Those of you who follow this blog have read (e.g., here and here) about conviction integrity units (CIUs): small groups of attorneys in a district attorney’s office who have the mission of investigating claims of wrongful  convictions in past cases tried by that same office.  These units, just like homicide units, major crimes units, or others in the DA’s office, are dedicated to one type of work: investigating claims of wrongful conviction.  grity work.

The first conviction integrity unit in the country was established by Dallas DA Craig Watkins, in order to have a regular way to investigate the claims of wrongful convictions that his office already faced, and others that might arise in the future.

I support CIUs.  They assure that the DA’s office has a built-in way to address any substantive claim of wrongful conviction.  They can work in partnership with local innocence projects, which can serve as screeners for claims of innocence, in order to point CIUs to cases with real, tenable claims.  (This was the arrangement between the Dallas DA’s CIU and the Texas Innocence Project when I researched and wrote my book Failed Evidence.)  CIUs are far from a perfect solution; they are, after all, part of the DA’s office that may have made the alleged mistakes being investigated, and so they lack independence.  But without a better alternative — for example, a state-created agency like North Carolina’s Innocence Inquiry Commission — CIUs can do the job, and can be created immediately, on the orders of the DA.

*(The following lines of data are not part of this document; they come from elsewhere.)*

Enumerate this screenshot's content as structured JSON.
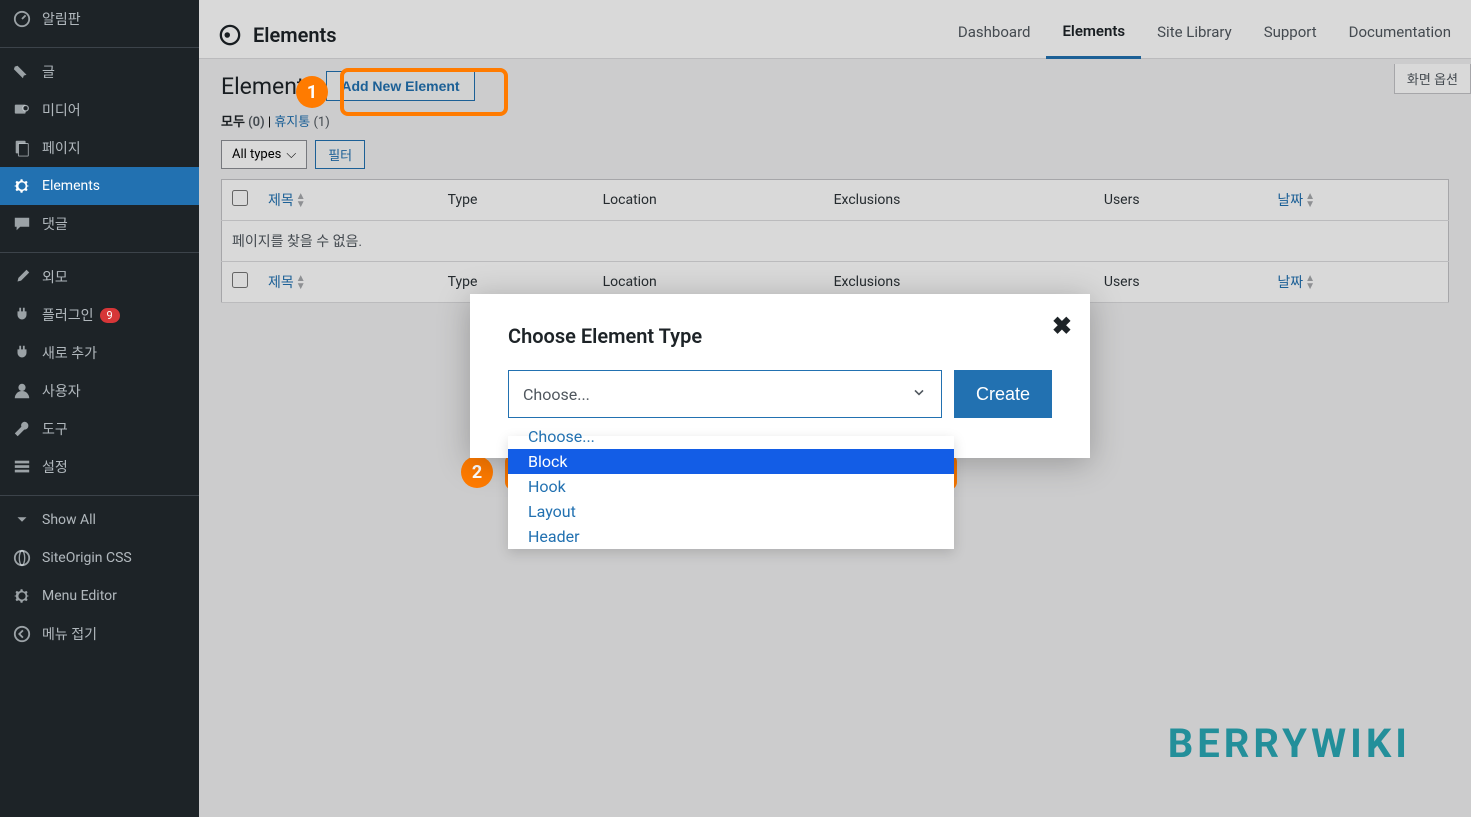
{
  "sidebar": {
    "items": [
      {
        "label": "알림판",
        "icon": "dashboard"
      },
      {
        "label": "글",
        "icon": "pin"
      },
      {
        "label": "미디어",
        "icon": "media"
      },
      {
        "label": "페이지",
        "icon": "page"
      },
      {
        "label": "Elements",
        "icon": "gear",
        "active": true
      },
      {
        "label": "댓글",
        "icon": "comment"
      },
      {
        "label": "외모",
        "icon": "brush"
      },
      {
        "label": "플러그인",
        "icon": "plugin",
        "badge": "9"
      },
      {
        "label": "새로 추가",
        "icon": "plugin"
      },
      {
        "label": "사용자",
        "icon": "user"
      },
      {
        "label": "도구",
        "icon": "wrench"
      },
      {
        "label": "설정",
        "icon": "settings"
      },
      {
        "label": "Show All",
        "icon": "chevron"
      },
      {
        "label": "SiteOrigin CSS",
        "icon": "globe"
      },
      {
        "label": "Menu Editor",
        "icon": "gear"
      },
      {
        "label": "메뉴 접기",
        "icon": "collapse"
      }
    ]
  },
  "header": {
    "brand": "Elements",
    "tabs": [
      {
        "label": "Dashboard"
      },
      {
        "label": "Elements",
        "active": true
      },
      {
        "label": "Site Library"
      },
      {
        "label": "Support"
      },
      {
        "label": "Documentation"
      }
    ]
  },
  "page": {
    "heading": "Elements",
    "add_new_label": "Add New Element",
    "screen_options": "화면 옵션"
  },
  "subsub": {
    "all_label": "모두",
    "all_count": "(0)",
    "trash_label": "휴지통",
    "trash_count": "(1)"
  },
  "filters": {
    "all_types_label": "All types",
    "filter_btn": "필터"
  },
  "table": {
    "cols": {
      "title": "제목",
      "type": "Type",
      "location": "Location",
      "exclusions": "Exclusions",
      "users": "Users",
      "date": "날짜"
    },
    "no_items": "페이지를 찾을 수 없음."
  },
  "modal": {
    "title": "Choose Element Type",
    "placeholder": "Choose...",
    "create_btn": "Create",
    "options": [
      {
        "label": "Choose..."
      },
      {
        "label": "Block",
        "highlighted": true
      },
      {
        "label": "Hook"
      },
      {
        "label": "Layout"
      },
      {
        "label": "Header"
      }
    ]
  },
  "callouts": {
    "one": "1",
    "two": "2"
  },
  "watermark": "BERRYWIKI"
}
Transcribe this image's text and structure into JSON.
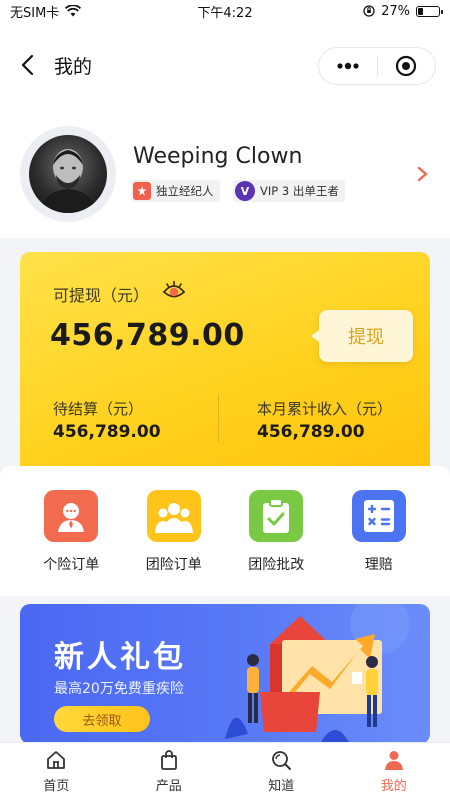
{
  "status_bar": {
    "carrier": "无SIM卡",
    "time": "下午4:22",
    "battery": "27%",
    "battery_level": 0.27
  },
  "nav": {
    "title": "我的"
  },
  "profile": {
    "name": "Weeping Clown",
    "tags": [
      {
        "label": "独立经纪人"
      },
      {
        "badge": "V",
        "label": "VIP 3 出单王者"
      }
    ]
  },
  "wallet": {
    "withdrawable_label": "可提现（元）",
    "withdrawable_amount": "456,789.00",
    "withdraw_button": "提现",
    "pending_label": "待结算（元）",
    "pending_amount": "456,789.00",
    "monthly_label": "本月累计收入（元）",
    "monthly_amount": "456,789.00"
  },
  "menu": [
    {
      "label": "个险订单",
      "icon": "personal-order-icon",
      "color": "#f26b4f"
    },
    {
      "label": "团险订单",
      "icon": "group-order-icon",
      "color": "#ffc41a"
    },
    {
      "label": "团险批改",
      "icon": "group-endorse-icon",
      "color": "#7ac943"
    },
    {
      "label": "理赔",
      "icon": "claims-icon",
      "color": "#4b73f2"
    }
  ],
  "banner": {
    "title": "新人礼包",
    "subtitle": "最高20万免费重疾险",
    "button": "去领取"
  },
  "tabbar": [
    {
      "label": "首页",
      "icon": "home-icon"
    },
    {
      "label": "产品",
      "icon": "bag-icon"
    },
    {
      "label": "知道",
      "icon": "search-icon"
    },
    {
      "label": "我的",
      "icon": "user-icon",
      "active": true
    }
  ]
}
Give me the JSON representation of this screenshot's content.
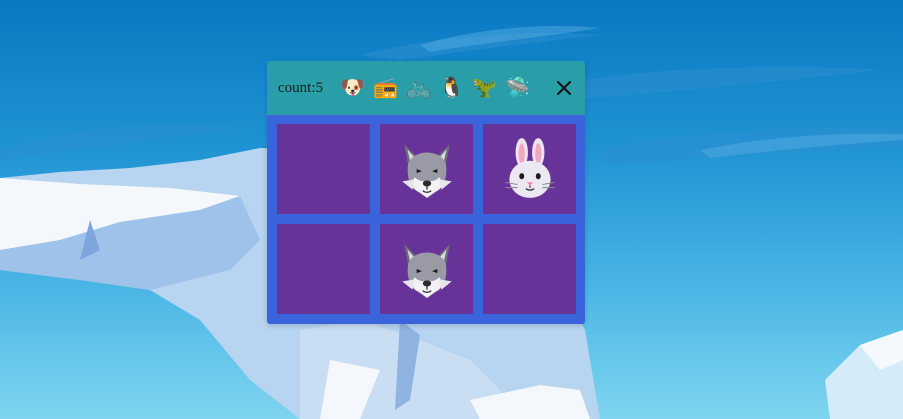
{
  "header": {
    "count_text": "count:5"
  },
  "toolbar": {
    "items": [
      {
        "name": "dog-face",
        "glyph": "🐶"
      },
      {
        "name": "radio",
        "glyph": "📻"
      },
      {
        "name": "bicycle",
        "glyph": "🚲"
      },
      {
        "name": "penguin",
        "glyph": "🐧"
      },
      {
        "name": "t-rex",
        "glyph": "🦖"
      },
      {
        "name": "flying-saucer",
        "glyph": "🛸"
      }
    ],
    "close_glyph": "✕"
  },
  "board": {
    "rows": 2,
    "cols": 3,
    "cells": [
      {
        "content": "empty"
      },
      {
        "content": "wolf"
      },
      {
        "content": "rabbit"
      },
      {
        "content": "empty"
      },
      {
        "content": "wolf"
      },
      {
        "content": "empty"
      }
    ]
  },
  "colors": {
    "header_bg": "#2a9ea8",
    "board_bg": "#3a63dc",
    "cell_bg": "#673399",
    "sky_top": "#0a78c2",
    "sky_bottom": "#7fd5ef"
  }
}
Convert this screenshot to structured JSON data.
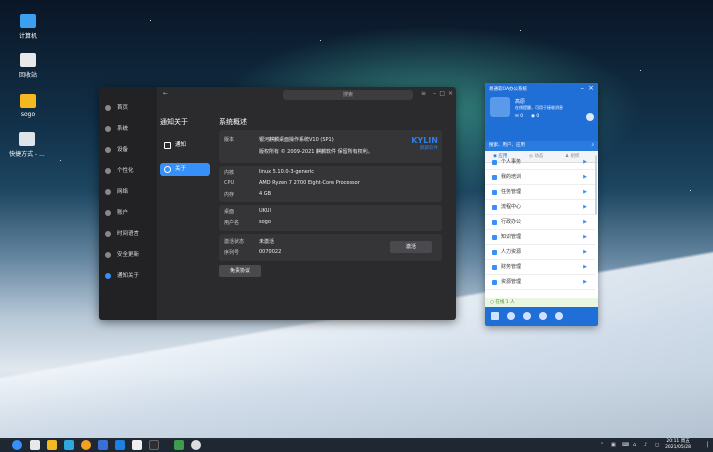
{
  "desktop": {
    "icons": [
      {
        "label": "计算机",
        "icon": "computer-icon"
      },
      {
        "label": "回收站",
        "icon": "trash-icon"
      },
      {
        "label": "sogo",
        "icon": "home-folder-icon"
      },
      {
        "label": "快捷方式 - ...",
        "icon": "shortcut-icon"
      }
    ]
  },
  "settings": {
    "search_placeholder": "搜索",
    "nav": [
      "首页",
      "系统",
      "设备",
      "个性化",
      "网络",
      "账户",
      "时间语言",
      "安全更新",
      "通知关于"
    ],
    "active_nav": "通知关于",
    "middle_title": "通知关于",
    "sub_items": [
      "通知",
      "关于"
    ],
    "active_sub": "关于",
    "content_title": "系统概述",
    "version_label": "版本",
    "version_value": "银河麒麟桌面操作系统V10 (SP1)",
    "copyright": "版权所有 © 2009-2021 麒麟软件 保留所有权利。",
    "logo_text": "KYLIN",
    "logo_sub": "麒麟软件",
    "kernel_label": "内核",
    "kernel_value": "linux 5.10.0-3-generic",
    "cpu_label": "CPU",
    "cpu_value": "AMD Ryzen 7 2700 Eight-Core Processor",
    "memory_label": "内存",
    "memory_value": "4 GB",
    "desktop_label": "桌面",
    "desktop_value": "UKUI",
    "username_label": "用户名",
    "username_value": "sogo",
    "activation_label": "激活状态",
    "activation_value": "未激活",
    "serial_label": "序列号",
    "serial_value": "0070022",
    "activate_button": "激活",
    "agreement_button": "免责协议"
  },
  "oa": {
    "title": "易通软OA办公系统",
    "user_name": "高原",
    "user_status": "在线提醒，可用于接收消息",
    "mail_count": "0",
    "notice_count": "0",
    "search_placeholder": "搜索、用户、应用",
    "tabs": [
      "应用",
      "动态",
      "组织"
    ],
    "menu": [
      "个人事务",
      "我的培训",
      "任务管理",
      "流程中心",
      "行政办公",
      "知识管理",
      "人力资源",
      "财务管理",
      "资源管理"
    ],
    "status": "在线 1 人"
  },
  "taskbar": {
    "time": "20:11 周五",
    "date": "2021/05/28"
  }
}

CIUs have begun to spread to DA’s offices across the country.  And with that visibility comes some serious thinking about how best to assure conviction integrity.  A conference will take place this Friday, April 4, and Saturday, April 5, called “A Systems Approach to Conviction Integrity,” sponsored by the Quattrone Center at the University of Pennsylvania Law School in Philadelphia.  The event is free, and will be live streamed on the internet for those (like me) who cannot get to Philadelphia to attend.

Take a look at the description of the conference and the agenda.  It’s designed to help people involved in the criminal justice system learn to use quality control systems from experts in laboratory science, aviation and aeronautics, medicine, public health, transportation and other fields who have created mechanisms and institutional cultures designed to reduce and ferret out errors.  Here’s a sample of the conference statement, just to give everyone a sense:

The problem of quality control pervades many of the systems in our society.  Panelists, each expert in quality control and systems error reduction in a complex, high-risk field, will explore efforts to address quality control in a range of other important areas, such as healthcare, aviation, laboratories, etc., and how maintaining quality in the criminal justice system may be similar to and different from quality control in these other areas.

If you are interested in the problem of reducing wrongful convictions going forward — that is, not just correcting the errors of the past, but avoiding them in the future — I urge you to attend or watch via the web stream.  The conference will be a milestone along the road to a better, more accurate criminal justice system, with a ton of information we can all use.